A new bi-partisan bill, heavily lobbied for by Pickens, offers potential solutions. The NAT GAS act as it is called, will be launched next week and would provide billions in subsidies and grants for converting heavy vehicles to natural gas.
Past bills have failed, though bill sponsor Congressman John Larson said that the more limited focus of this bill -- concentrating only on natural gas vehicles and not climate change -- could smooth its passage as early as this year.
"We have bi-partisan support and this is a narrower bill. Last year's (energy) bill got caught up in wider issues," Larson told Reuters.
Among Pickens' holdings are Clean Energy Fuels and BAF Technologies, which respectively operate gas refueling stations and retrofit cars to run on the fuel. His hedge fund, BP Capital Management, is invested in natural gas drillers.
The U.S. vehicle fleet mostly runs on gasoline and diesel, but converting vehicles to natural gas is not a new phenomenon. From Argentina to Thailand, Pakistan and even oil exporter Iran, the conversion kits have been popular for years.
Conversion offers the added incentive of cutting emissions, since natural gas burns cleaner.

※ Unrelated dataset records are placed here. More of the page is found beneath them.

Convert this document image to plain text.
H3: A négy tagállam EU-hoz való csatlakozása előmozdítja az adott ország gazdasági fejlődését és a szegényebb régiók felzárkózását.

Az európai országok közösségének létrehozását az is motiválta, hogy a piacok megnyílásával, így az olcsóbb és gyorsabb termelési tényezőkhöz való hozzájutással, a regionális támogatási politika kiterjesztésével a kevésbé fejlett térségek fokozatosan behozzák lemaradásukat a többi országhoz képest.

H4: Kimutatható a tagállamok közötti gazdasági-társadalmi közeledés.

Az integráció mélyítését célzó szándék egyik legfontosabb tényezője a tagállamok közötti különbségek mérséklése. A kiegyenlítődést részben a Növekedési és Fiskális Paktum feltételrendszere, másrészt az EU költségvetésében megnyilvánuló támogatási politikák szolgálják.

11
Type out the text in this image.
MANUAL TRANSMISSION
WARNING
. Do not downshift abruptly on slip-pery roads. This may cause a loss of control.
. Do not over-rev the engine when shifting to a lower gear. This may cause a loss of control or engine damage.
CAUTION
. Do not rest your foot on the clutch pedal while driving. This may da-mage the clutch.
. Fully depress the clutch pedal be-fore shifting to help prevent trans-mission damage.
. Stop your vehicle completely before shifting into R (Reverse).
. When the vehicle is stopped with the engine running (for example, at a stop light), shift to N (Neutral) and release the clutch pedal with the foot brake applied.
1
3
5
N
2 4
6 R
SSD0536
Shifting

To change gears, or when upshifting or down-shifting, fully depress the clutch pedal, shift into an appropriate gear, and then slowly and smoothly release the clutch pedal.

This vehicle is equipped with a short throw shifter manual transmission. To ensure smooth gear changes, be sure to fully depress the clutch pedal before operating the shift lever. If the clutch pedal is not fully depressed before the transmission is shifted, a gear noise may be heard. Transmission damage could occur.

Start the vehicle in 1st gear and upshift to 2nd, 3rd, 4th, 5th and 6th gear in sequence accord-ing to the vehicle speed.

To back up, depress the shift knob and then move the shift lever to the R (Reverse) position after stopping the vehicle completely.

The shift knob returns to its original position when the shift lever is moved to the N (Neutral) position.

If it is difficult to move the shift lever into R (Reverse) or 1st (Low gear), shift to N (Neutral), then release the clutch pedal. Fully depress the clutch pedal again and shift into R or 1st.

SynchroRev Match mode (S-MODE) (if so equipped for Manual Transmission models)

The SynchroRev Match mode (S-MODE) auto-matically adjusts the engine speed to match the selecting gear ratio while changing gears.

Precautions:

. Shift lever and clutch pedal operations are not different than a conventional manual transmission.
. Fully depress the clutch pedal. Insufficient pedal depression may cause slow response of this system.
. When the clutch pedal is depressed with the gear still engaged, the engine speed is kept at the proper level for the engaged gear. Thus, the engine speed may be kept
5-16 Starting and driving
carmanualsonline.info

But critics have concerns, including huge up-front costs and a lack of fuel stations.
"I'm after the 18-wheelers. There are 8 million of them on our roads and they consume 2.5 million barrels a day. It would take a while to convert them, but this will create jobs," Pickens told Reuters.
Retrofitting 18-wheelers to run on natural gas costs about $40,000 per truck, according to Pike Research senior analyst Dave Hurst in Detroit. Based on Pickens' estimate of 8 million tractor trailer trucks, the implied conversion cost could be up to $320 billion.
Hurst said those costs could be recouped in two years with cheaper fuel and government perks for converting diesel trucks to natural gas. Others have doubts.
"Both the timeline and magnitude impacts are extremely difficult to predict," Deutsche Bank analysts said in a report on Wednesday.
Concerns also remain about the affects of hydraulic fracturing, or fracking, on water supply. The technology is currently under review by the U.S. Environmental Protection Agency. It involves blasting water, chemicals and sand into shale rock to release trapped gas.
"I have personally fracked over 3,000 wells," Pickens said. "I have seen nothing about fracking that concerns me -- this issue will clear up on investigation."